ドナーへの侵襲行為を、法的脳死判定確定も待たずに、合法とすることはできない

 臓器摘出目的で、腎臓に冷却液を流す管=カテーテルを体内に挿入するには、1998年の関西医大事件判決で、大阪地裁は「ドナーの生前同意が必要」と判決し、控訴もなく確定した。瀕死の患者にメスを入れて管を挿入することが、その患者に対する最後の打撃になりかねない行為だからだ。ヘパリン投与も内出血を起こさせる可能性を高めるため、ドナーの生前同意が必要と理解される。

 しかし、この判決が出た直後に厚生省は法的な裏づけのない通達を出し、本人の生前同意は不要としたが、管=カテーテルの挿入前に「脳死」状態が確認されていることを条件とした。厚生労働省は2000年以降、「脳死状態と診断されていない場合は、カテーテル挿入に加え心臓停止前のへパリン注入も行なってはいけない」と指導していると伝えられる。指導をするのが遅すぎるし、「脳死状態と診断・・・」と表現したため、法的脳死判定ではなくとも許されるように、移植医療従事者に理解される指導、通知であることは問題だ。

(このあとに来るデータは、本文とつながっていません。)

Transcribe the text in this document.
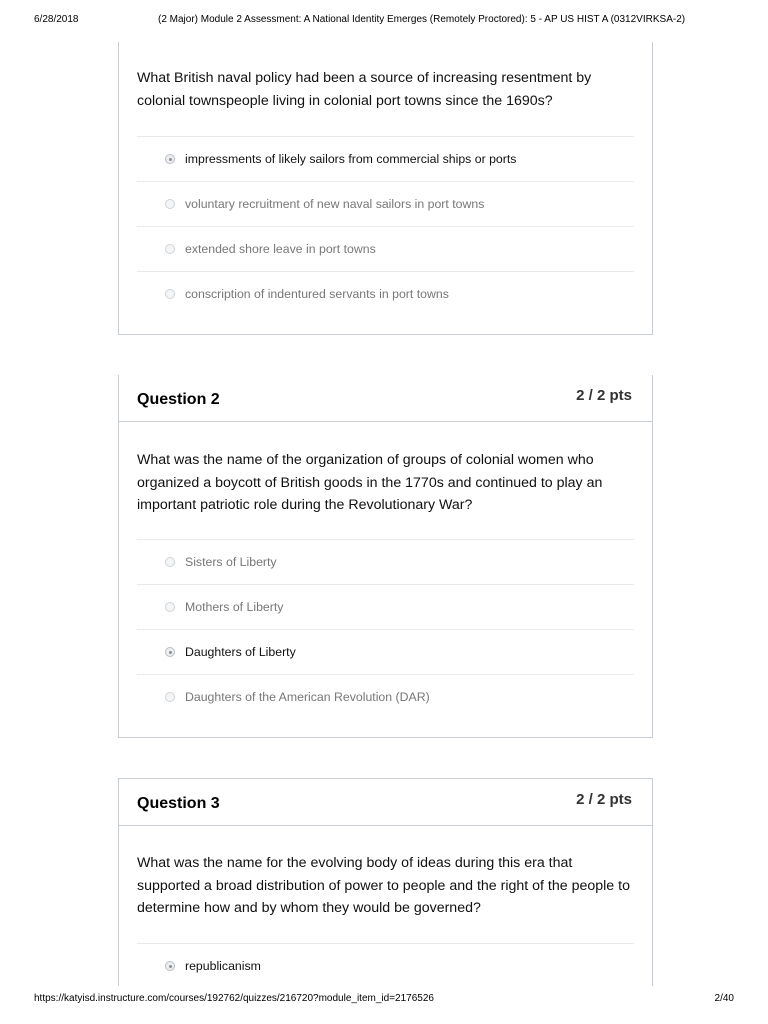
6/28/2018	(2 Major) Module 2 Assessment: A National Identity Emerges (Remotely Proctored): 5 - AP US HIST A (0312VIRKSA-2)
What British naval policy had been a source of increasing resentment by colonial townspeople living in colonial port towns since the 1690s?
impressments of likely sailors from commercial ships or ports
voluntary recruitment of new naval sailors in port towns
extended shore leave in port towns
conscription of indentured servants in port towns
Question 2	2 / 2 pts
What was the name of the organization of groups of colonial women who organized a boycott of British goods in the 1770s and continued to play an important patriotic role during the Revolutionary War?
Sisters of Liberty
Mothers of Liberty
Daughters of Liberty
Daughters of the American Revolution (DAR)
Question 3	2 / 2 pts
What was the name for the evolving body of ideas during this era that supported a broad distribution of power to people and the right of the people to determine how and by whom they would be governed?
republicanism
https://katyisd.instructure.com/courses/192762/quizzes/216720?module_item_id=2176526	2/40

 誤魔化しだらけの「心停止」ドナーからの臓器摘出が、法的「脳死」体よりも簡単に検証もされず、麻酔をかけて摘出手術をする実態も知らされない家族の同意だけで行われている現状は、臓器移植法の主旨からしても改める必要がある。

 

 

「心停止後の臓器・組織提供」という用語は廃止し、「3徴候死・・時間後の臓器・組織提供」に変更を

 脱血により移植用臓器の保存効果を求めることは、研究されている「心停止後」の心臓や肝臓の摘出・移植にも1つの方法として含まれる。「心停止後」肺移植の研究も、事前の投薬を前提とする。

 「術前措置」と称する生前からの投薬、臓器摘出手術の開始、 人為的な動脈閉塞・冷却液注入・脱血による殺害後の臓器摘出を容認するならば、臓器移植法はまったくのザル法と化す。「心停止後の臓器・組織提供」という曖昧な用語は廃止し、法的脳死判定を受けるべき行為を厳格に規定し、投薬時期がいつからであれば倫理的か、3徴候死後の心臓マッサージの可否、3徴候死後に何時間が経過したら臓器・組織提供が許されるか、などを検討すべきである。